Они приехали в Зольск холодным солнечным утром 8 марта. На
привокзальной площади он купил Наде букетик мимоз, а инструктор
райкома, встречавший их, поинтересовался, знают ли они, где и
когда было принято решение о праздновании Международного
Женского дня. Паша знал только, что инициатива исходила от
Клары Цеткин. Инструктор сообщил, что решение было принято в
Копенгагене в 1910 году, на 2-й Международной конференции
социалисток. Инструктор улыбался им радушно, но как-то и
снисходительно; ограничился политинформацией, с праздником Надю
так и не поздравил.
Их ждала на площади райкомовская "эмка". Через несколько
минут они были уже на Валабуева, машина заехала во двор дома No
18 и остановилась у подъезда. Инструктор, выйдя из машины,
первым делом стал зачитывать им вслух мемориальную табличку,
висящую на стене. Но, не дочитав последней фразы, он вдруг
прервался и, расплывшись в улыбке, приподнял фетровую шляпу.
- Познакомьтесь, - сказал он. - Это Павел Иванович
Кузькин, наш новый прокурор. А это, Павел Иванович, ваша
соседка - боец культурного фронта, очаровательная Вера
Андреевна. Прошу любить и жаловать.
- Здравствуйте.
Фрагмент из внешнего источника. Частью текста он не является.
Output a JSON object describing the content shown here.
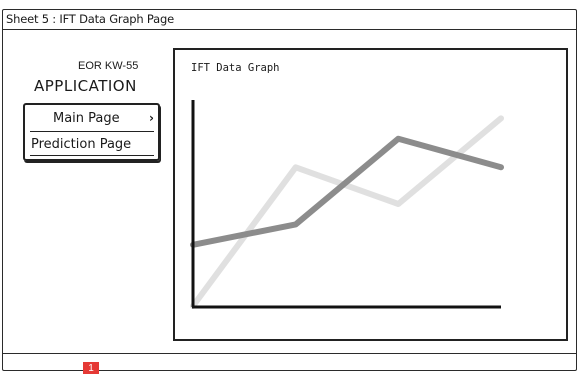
{
  "sheet": {
    "title": "Sheet 5 : IFT Data Graph Page"
  },
  "app": {
    "subtitle": "EOR KW-55",
    "title": "APPLICATION"
  },
  "nav": {
    "items": [
      {
        "label": "Main Page",
        "icon": "chevron-right-icon"
      },
      {
        "label": "Prediction Page"
      }
    ]
  },
  "graph": {
    "title": "IFT Data Graph"
  },
  "badge": {
    "label": "1"
  },
  "colors": {
    "series_dark": "#8c8c8c",
    "series_light": "#e0e0e0",
    "badge": "#e53935"
  },
  "chart_data": {
    "type": "line",
    "title": "IFT Data Graph",
    "xlabel": "",
    "ylabel": "",
    "x": [
      0,
      1,
      2,
      3
    ],
    "series": [
      {
        "values": [
          0.3,
          0.4,
          0.82,
          0.68
        ]
      },
      {
        "values": [
          0.0,
          0.68,
          0.5,
          0.92
        ]
      }
    ],
    "xlim": [
      0,
      3
    ],
    "ylim": [
      0,
      1
    ],
    "grid": false
  }
}
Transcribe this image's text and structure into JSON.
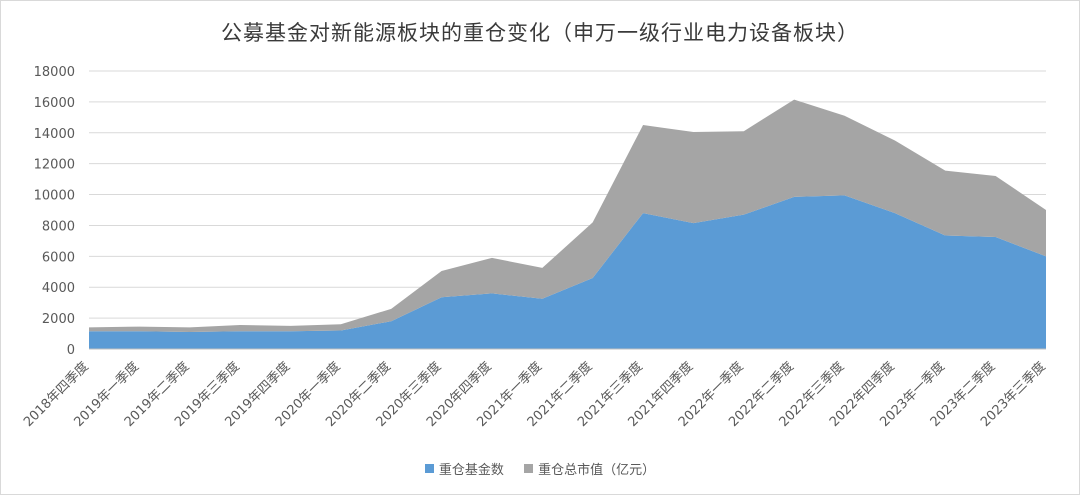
{
  "chart_data": {
    "type": "area",
    "stacked": true,
    "title": "公募基金对新能源板块的重仓变化（申万一级行业电力设备板块）",
    "categories": [
      "2018年四季度",
      "2019年一季度",
      "2019年二季度",
      "2019年三季度",
      "2019年四季度",
      "2020年一季度",
      "2020年二季度",
      "2020年三季度",
      "2020年四季度",
      "2021年一季度",
      "2021年二季度",
      "2021年三季度",
      "2021年四季度",
      "2022年一季度",
      "2022年二季度",
      "2022年三季度",
      "2022年四季度",
      "2023年一季度",
      "2023年二季度",
      "2023年三季度"
    ],
    "series": [
      {
        "name": "重仓基金数",
        "color": "#5b9bd5",
        "values": [
          1150,
          1150,
          1100,
          1150,
          1150,
          1200,
          1800,
          3350,
          3600,
          3250,
          4600,
          8800,
          8150,
          8700,
          9850,
          9950,
          8800,
          7350,
          7250,
          6000
        ]
      },
      {
        "name": "重仓总市值（亿元）",
        "color": "#a5a5a5",
        "values": [
          250,
          300,
          300,
          400,
          350,
          400,
          800,
          1700,
          2300,
          2000,
          3600,
          5700,
          5900,
          5400,
          6300,
          5150,
          4700,
          4200,
          3950,
          3000
        ]
      }
    ],
    "ylim": [
      0,
      18000
    ],
    "yticks": [
      0,
      2000,
      4000,
      6000,
      8000,
      10000,
      12000,
      14000,
      16000,
      18000
    ],
    "grid": true,
    "legend_position": "bottom"
  }
}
С праздником вас, - сказал ей Паша.
Он почему-то ярче всего запомнил из этого утра, как
хрустел у них у всех под ногами свежевыпавший снег.
Вера Андреевна торопилась тогда куда-то. Она вышла из
подъезда в коричневом драповом пальто с огромными черными
пуговицами и в черной каракулевой шапочке-таблетке.
Умываясь под струей обжигающе холодной воды, Паша думал о
ней. Он вспоминал вчерашний разговор их, и почему-то задним
числом очень раздражала его в нем одна собственная фраза. "Вы
разве без жены идете?" - спросила она его об этом дне рождения.
"С женой, - ответил он. - Ну и что?" Вот это "ну и что?"
почему-то казалось ему теперь настолько неуместным и вздорным,
что он даже постанывал тихонько, припоминая. "Нет, ничего," -
ответила она и головой покачала, и чуть пожала плечами.
Чистя зубы порошком, Паша ожесточенно скалился сам себе в
зеркале. Почему вообще в последнее время он думает о ней все
время? Несколько раз на дню вспоминает их последнюю встречу,
либо представляет себе, что скажет ей в следующую. Ведь, если
сообразить теперь, этот их разговор в библиотеке наполовину
обдумал он заранее - исходя из своих представлений о том, что
могло бы ей понравиться в нем. Почти как школьник, готовился к
свиданию. Но ради чего? Что ему надо от нее? Что хочет он этим
добиться? Ведь рассуждая трезво - ничего. Ничего.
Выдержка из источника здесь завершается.